La marche lourde & lente de ce corbillard traîné par huit chevaux caparaçonnés & portant le deuil de Son Altesse, quel spectacle bizarre ! Les crêpes du cocher pendent jusqu’à terre. Les chevaux, sous la casaque noire & blanche qui les couvre, sont indociles à l’ordre des funérailles. Le volume de ce char est élevé & fort ample, comme si le corps qu’il recele étoit celui d’un géant, ou d’un homme extraordinaire. Les armes du défunt sont peintes au-dehors d’une maniere également large & tranchante.

Mais tandis que le deuil environne ce char funebre, sous sa vaste toile qui est très-épaisse, doublement & triplement tendue, sont des ouvriers en veste, qui jouent aux cartes & aux dez sur le cercueil royal pour se désennuyer de la longueur de la marche. Ce que j’avance ici est un fait.

On diroit que ce corbillard est l’image des courtisans qui semblent s’affliger, & que l’étiquette conduit à cette lugubre cérémonie. Les dehors peignent la tristesse ; au-dedans des cœurs est la distraction.

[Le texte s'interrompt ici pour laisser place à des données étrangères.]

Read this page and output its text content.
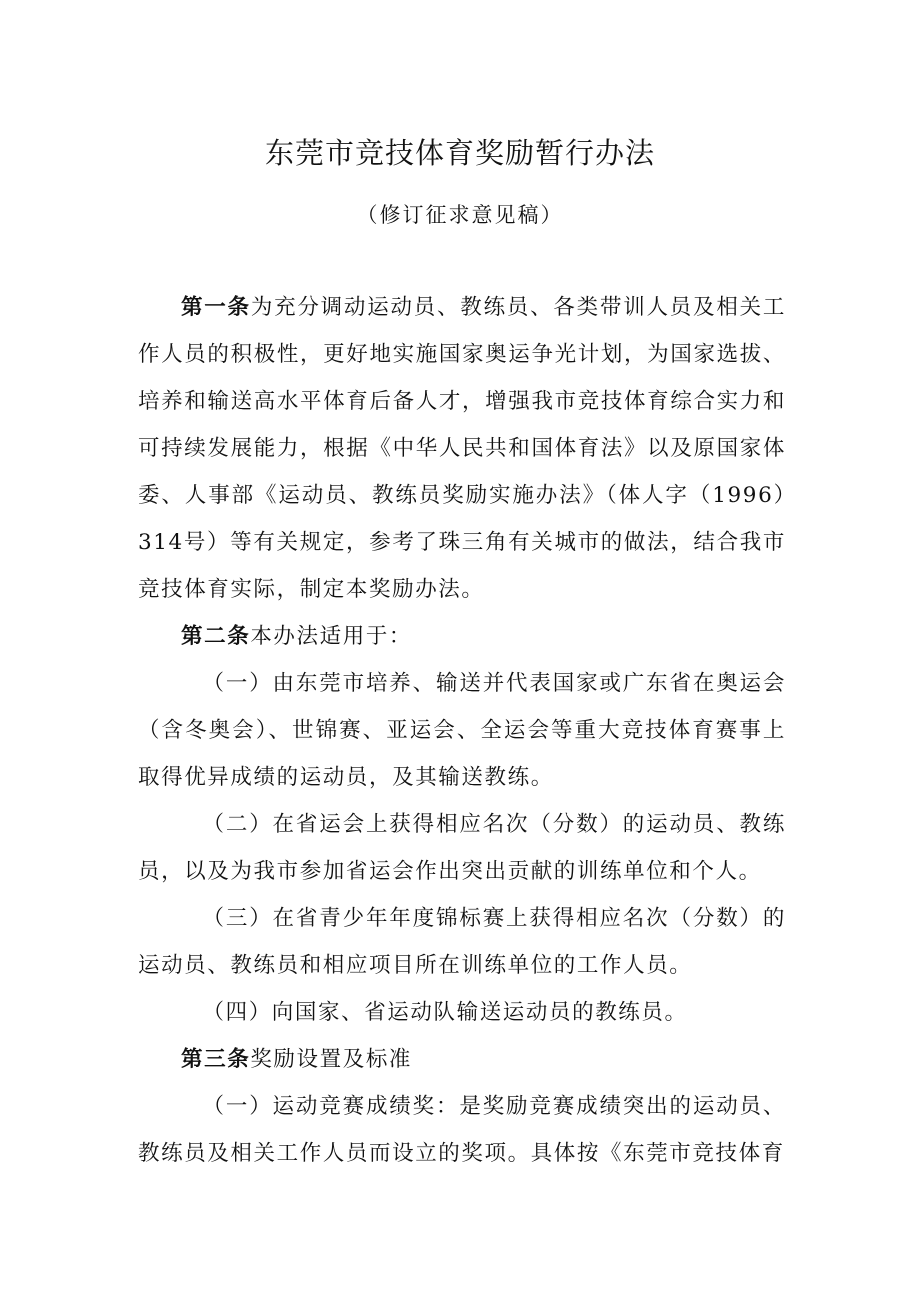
东莞市竞技体育奖励暂行办法
（修订征求意见稿）

第一条为充分调动运动员、教练员、各类带训人员及相关工作人员的积极性，更好地实施国家奥运争光计划，为国家选拔、培养和输送高水平体育后备人才，增强我市竞技体育综合实力和可持续发展能力，根据《中华人民共和国体育法》以及原国家体委、人事部《运动员、教练员奖励实施办法》（体人字（1996）314号）等有关规定，参考了珠三角有关城市的做法，结合我市竞技体育实际，制定本奖励办法。

第二条本办法适用于：

（一）由东莞市培养、输送并代表国家或广东省在奥运会（含冬奥会）、世锦赛、亚运会、全运会等重大竞技体育赛事上取得优异成绩的运动员，及其输送教练。

（二）在省运会上获得相应名次（分数）的运动员、教练员，以及为我市参加省运会作出突出贡献的训练单位和个人。

（三）在省青少年年度锦标赛上获得相应名次（分数）的运动员、教练员和相应项目所在训练单位的工作人员。

（四）向国家、省运动队输送运动员的教练员。

第三条奖励设置及标准

（一）运动竞赛成绩奖：是奖励竞赛成绩突出的运动员、教练员及相关工作人员而设立的奖项。具体按《东莞市竞技体育
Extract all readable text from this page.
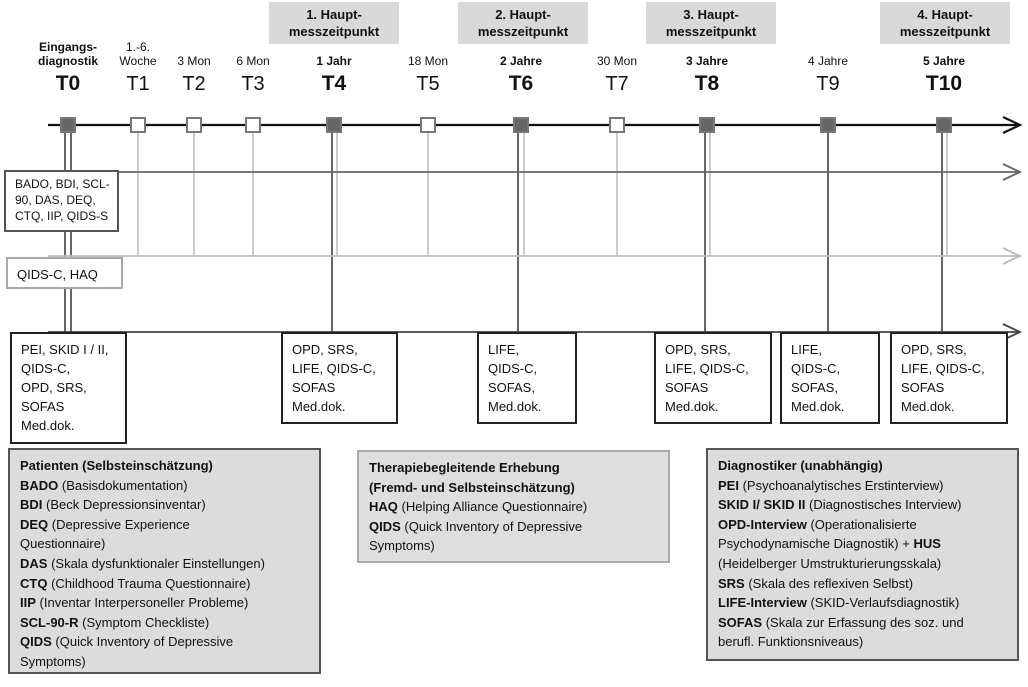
1. Haupt-
messzeitpunkt
2. Haupt-
messzeitpunkt
3. Haupt-
messzeitpunkt
4. Haupt-
messzeitpunkt
Eingangs-
diagnostik
T0
1.-6.
Woche
T1
3 Mon
T2
6 Mon
T3
1 Jahr
T4
18 Mon
T5
2 Jahre
T6
30 Mon
T7
3 Jahre
T8
4 Jahre
T9
5 Jahre
T10
BADO, BDI, SCL-
90, DAS, DEQ,
CTQ, IIP, QIDS-S
QIDS-C, HAQ
PEI, SKID I / II,
QIDS-C,
OPD, SRS,
SOFAS
Med.dok.
OPD, SRS,
LIFE, QIDS-C,
SOFAS
Med.dok.
LIFE,
QIDS-C,
SOFAS,
Med.dok.
OPD, SRS,
LIFE, QIDS-C,
SOFAS
Med.dok.
LIFE,
QIDS-C,
SOFAS,
Med.dok.
OPD, SRS,
LIFE, QIDS-C,
SOFAS
Med.dok.
Patienten (Selbsteinschätzung)
BADO (Basisdokumentation)
BDI (Beck Depressionsinventar)
DEQ (Depressive Experience
Questionnaire)
DAS (Skala dysfunktionaler Einstellungen)
CTQ (Childhood Trauma Questionnaire)
IIP (Inventar Interpersoneller Probleme)
SCL-90-R (Symptom Checkliste)
QIDS (Quick Inventory of Depressive
Symptoms)
Therapiebegleitende Erhebung
(Fremd- und Selbsteinschätzung)
HAQ (Helping Alliance Questionnaire)
QIDS (Quick Inventory of Depressive
Symptoms)
Diagnostiker (unabhängig)
PEI (Psychoanalytisches Erstinterview)
SKID I/ SKID II (Diagnostisches Interview)
OPD-Interview (Operationalisierte
Psychodynamische Diagnostik) + HUS
(Heidelberger Umstrukturierungsskala)
SRS (Skala des reflexiven Selbst)
LIFE-Interview (SKID-Verlaufsdiagnostik)
SOFAS (Skala zur Erfassung des soz. und
berufl. Funktionsniveaus)
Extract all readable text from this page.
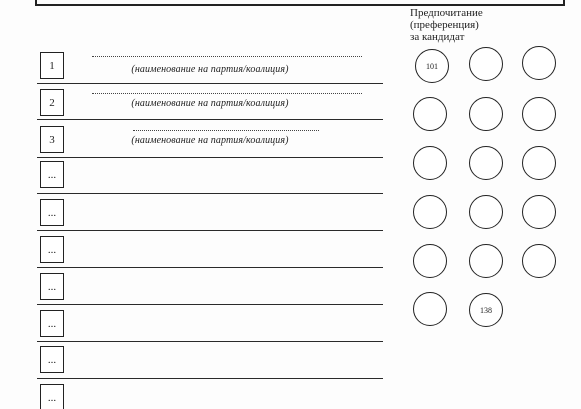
1	(наименование на партия/коалиция)
2	(наименование на партия/коалиция)
3	(наименование на партия/коалиция)
...
...
...
...
...
...
...
Предпочитание
(преференция)
за кандидат
101
138
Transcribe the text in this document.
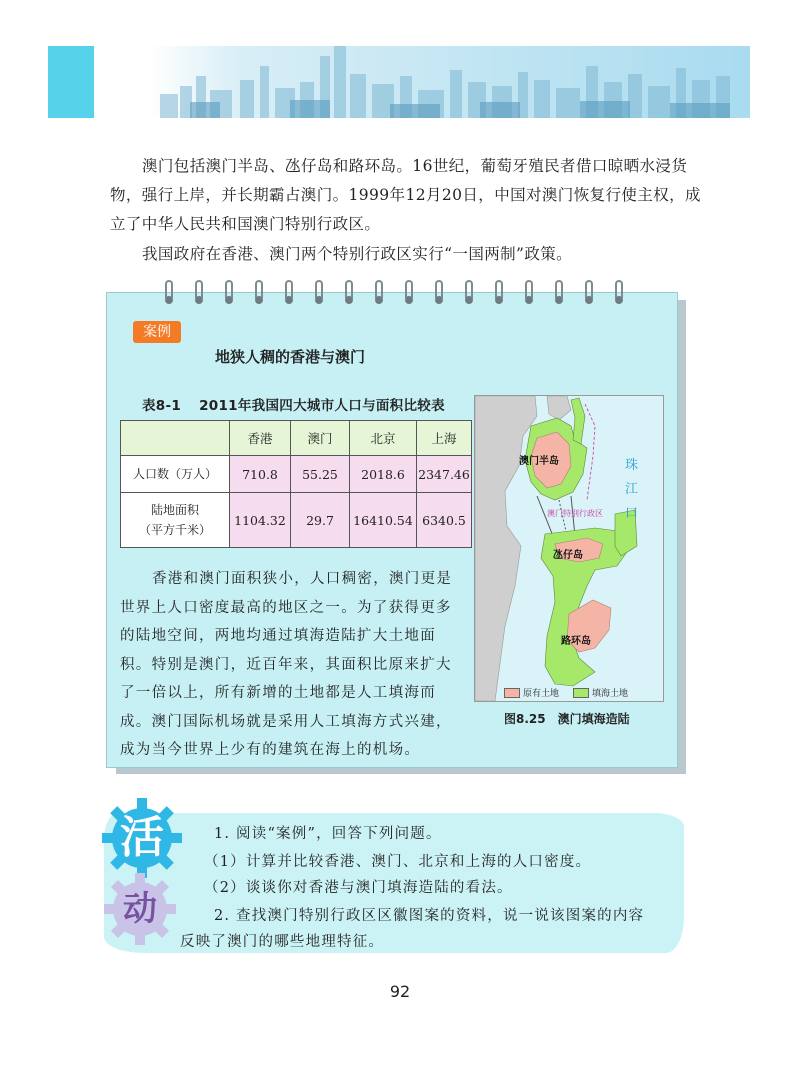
澳门包括澳门半岛、氹仔岛和路环岛。16世纪，葡萄牙殖民者借口晾晒水浸货物，强行上岸，并长期霸占澳门。1999年12月20日，中国对澳门恢复行使主权，成立了中华人民共和国澳门特别行政区。

我国政府在香港、澳门两个特别行政区实行“一国两制”政策。

案例
地狭人稠的香港与澳门
表8-1 2011年我国四大城市人口与面积比较表
	香港	澳门	北京	上海
人口数（万人）	710.8	55.25	2018.6	2347.46

陆地面积
（平方千米）	1104.32	29.7	16410.54	6340.5

香港和澳门面积狭小，人口稠密，澳门更是世界上人口密度最高的地区之一。为了获得更多的陆地空间，两地均通过填海造陆扩大土地面积。特别是澳门，近百年来，其面积比原来扩大了一倍以上，所有新增的土地都是人工填海而成。澳门国际机场就是采用人工填海方式兴建，成为当今世界上少有的建筑在海上的机场。

澳门半岛
氹仔岛
路环岛
澳门特别行政区
珠
江
口
原有土地	填海土地
图8.25　澳门填海造陆
活
动
1. 阅读“案例”，回答下列问题。
（1）计算并比较香港、澳门、北京和上海的人口密度。
（2）谈谈你对香港与澳门填海造陆的看法。
2. 查找澳门特别行政区区徽图案的资料，说一说该图案的内容
反映了澳门的哪些地理特征。
92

Non, rien ne peint mieux le revers de la grandeur & le néant des représentations humaines, que ces bourreliers, ces garçons selliers, ces charrons qui, commandés pour raccommoder le corbillard en cas d’accident, sont cachés sous la toile tendue, & roulent les dez sur le corps de l’éminent personnage, lorsque tout l’appareil d’un deuil fastueux, les flambeaux, les crêpes, le cortege sacerdotal, les aumôniers à cheval, les timbales voilées font mettre toute la ville aux fenêtres.